With some notable exceptions, such as DNA, most filaments in the cell are linked together as part of a network, which may extend throughout the interior of the cell, or be associated with a membrane as an effectively two- dimensional structure such as shown inFig. 5.1. This chapter concentrates on the properties of planar networks, particularly the temperature- and stress- dependence of their geometry and elasticity. To allow sufficient time to develop the theoretical framework of elasticity, we focus in this chapter only on networks having uniform connectivity, namely those with the four-fold and six-fold connectivity found in a number of biologically important cells.

Soft networks in the cell

Two-dimensional networks arise in a variety of situations in the cell; they may be attached to its plasma or nuclear membrane, or be wrapped around a cell as its wall.
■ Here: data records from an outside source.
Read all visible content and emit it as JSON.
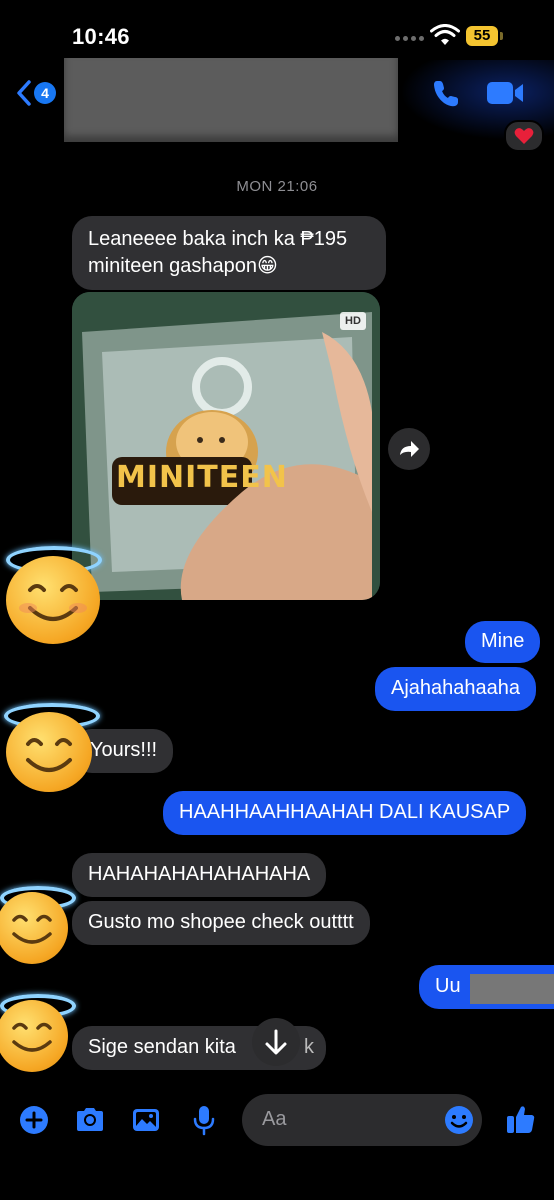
{
  "status": {
    "time": "10:46",
    "battery": "55"
  },
  "header": {
    "unread_count": "4"
  },
  "thread": {
    "date_label": "MON 21:06",
    "m1_line1": "Leaneeee baka inch ka ₱195",
    "m1_line2": "miniteen gashapon😁",
    "photo_hd": "HD",
    "photo_label": "MINITEEN",
    "out1": "Mine",
    "out2": "Ajahahahaaha",
    "in2": "Yours!!!",
    "out3": "HAAHHAAHHAAHAH DALI KAUSAP",
    "in3": "HAHAHAHAHAHAHAHA",
    "in4": "Gusto mo shopee check outttt",
    "out4": "Uu",
    "in5a": "Sige sendan kita",
    "in5b": "k"
  },
  "composer": {
    "placeholder": "Aa"
  },
  "colors": {
    "accent": "#1a55f0",
    "incoming": "#303033",
    "reaction": "heart"
  },
  "icons": [
    "back-chevron-icon",
    "call-icon",
    "video-call-icon",
    "share-icon",
    "plus-icon",
    "camera-icon",
    "gallery-icon",
    "microphone-icon",
    "emoji-icon",
    "thumbs-up-icon",
    "arrow-down-icon"
  ]
}
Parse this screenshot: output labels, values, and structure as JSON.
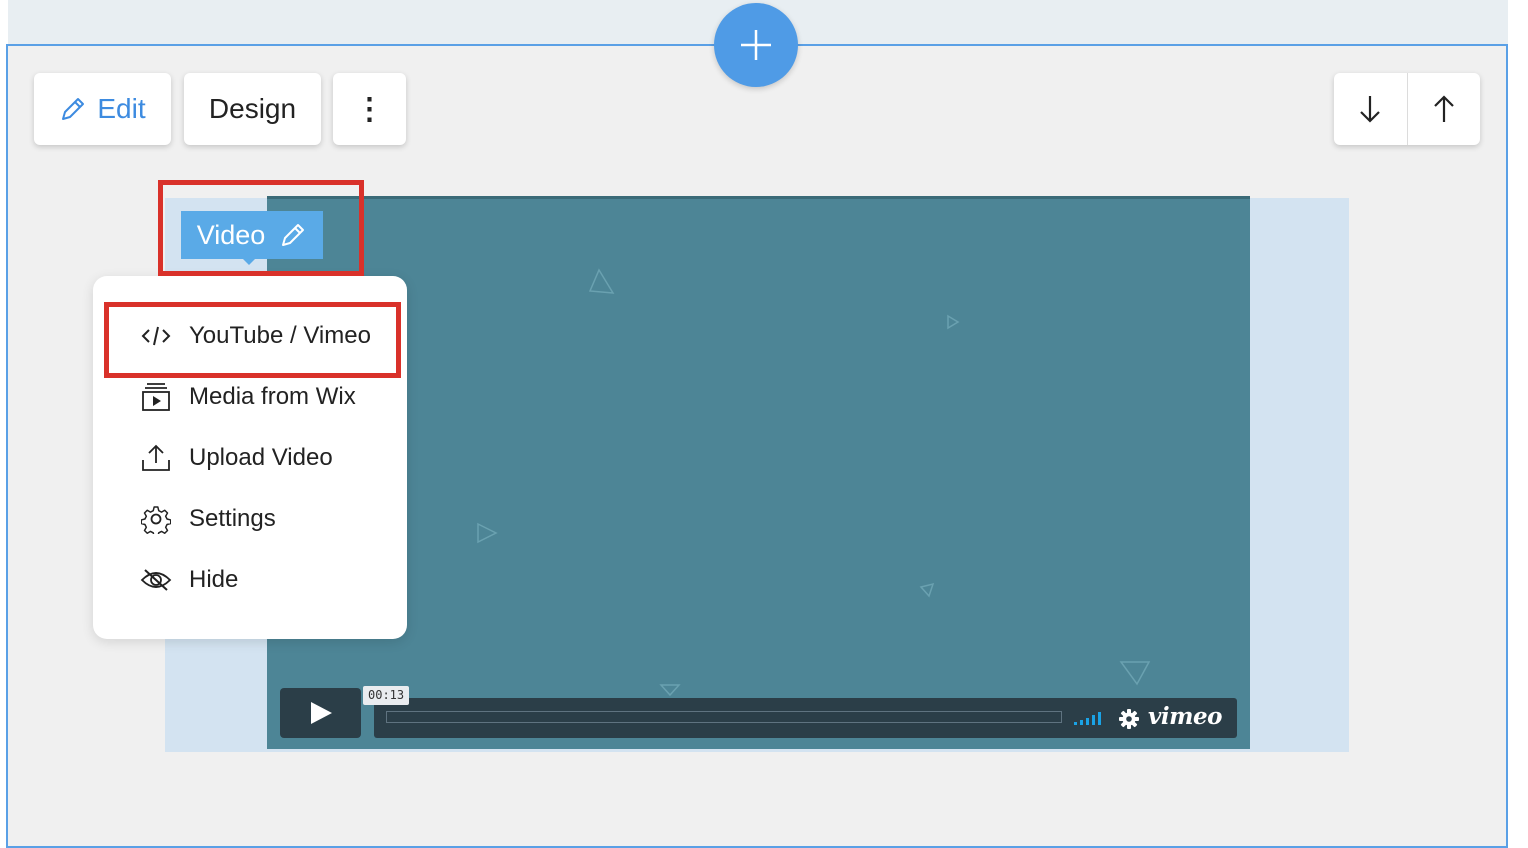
{
  "toolbar": {
    "edit_label": "Edit",
    "design_label": "Design",
    "more_label": "⋮"
  },
  "video_element": {
    "tag_label": "Video"
  },
  "menu": {
    "items": [
      {
        "label": "YouTube / Vimeo",
        "icon": "code-icon"
      },
      {
        "label": "Media from Wix",
        "icon": "media-library-icon"
      },
      {
        "label": "Upload Video",
        "icon": "upload-icon"
      },
      {
        "label": "Settings",
        "icon": "gear-icon"
      },
      {
        "label": "Hide",
        "icon": "eye-off-icon"
      }
    ]
  },
  "player": {
    "time": "00:13",
    "brand": "vimeo"
  },
  "colors": {
    "accent": "#4f9be6",
    "highlight": "#d9312a",
    "player_bg": "#4d8596"
  }
}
Containing neither a nucleus nor other cytoskeletal components such as microtubules, for example, the human red blood cell possesses only a membrane-associated cytoskeleton. Composed of tetramers of the protein spectrin, the erythrocyte cytoskeleton is highly convoluted in vivo (see Fig. 3.17(b)), but can be stretched by about a factor of seven in area to reveal its relatively uniform four- to six-fold connectivity, as shown in Fig. 5.1(a) (Byers and Branton, 1985; Liu et al., 1987; Takeuchi et al., 1998). Roughly midway along their 200 nm contour length, the spectrin tetramers are attached to the plasma membrane by the protein ankyrin (using another protein called band 3 as an intermediary). About 120 000 tetramers cover the 140 μm2 membrane area of a typical erythrocyte, corresponding to a tetramer density of about 800 μm−2. The tetramers are attached to one another at junction complexes containing actin segments 33–37 nm long; perhaps 35 000 junction complexes, with an average separation of about 75 nm, cover the erythrocyte.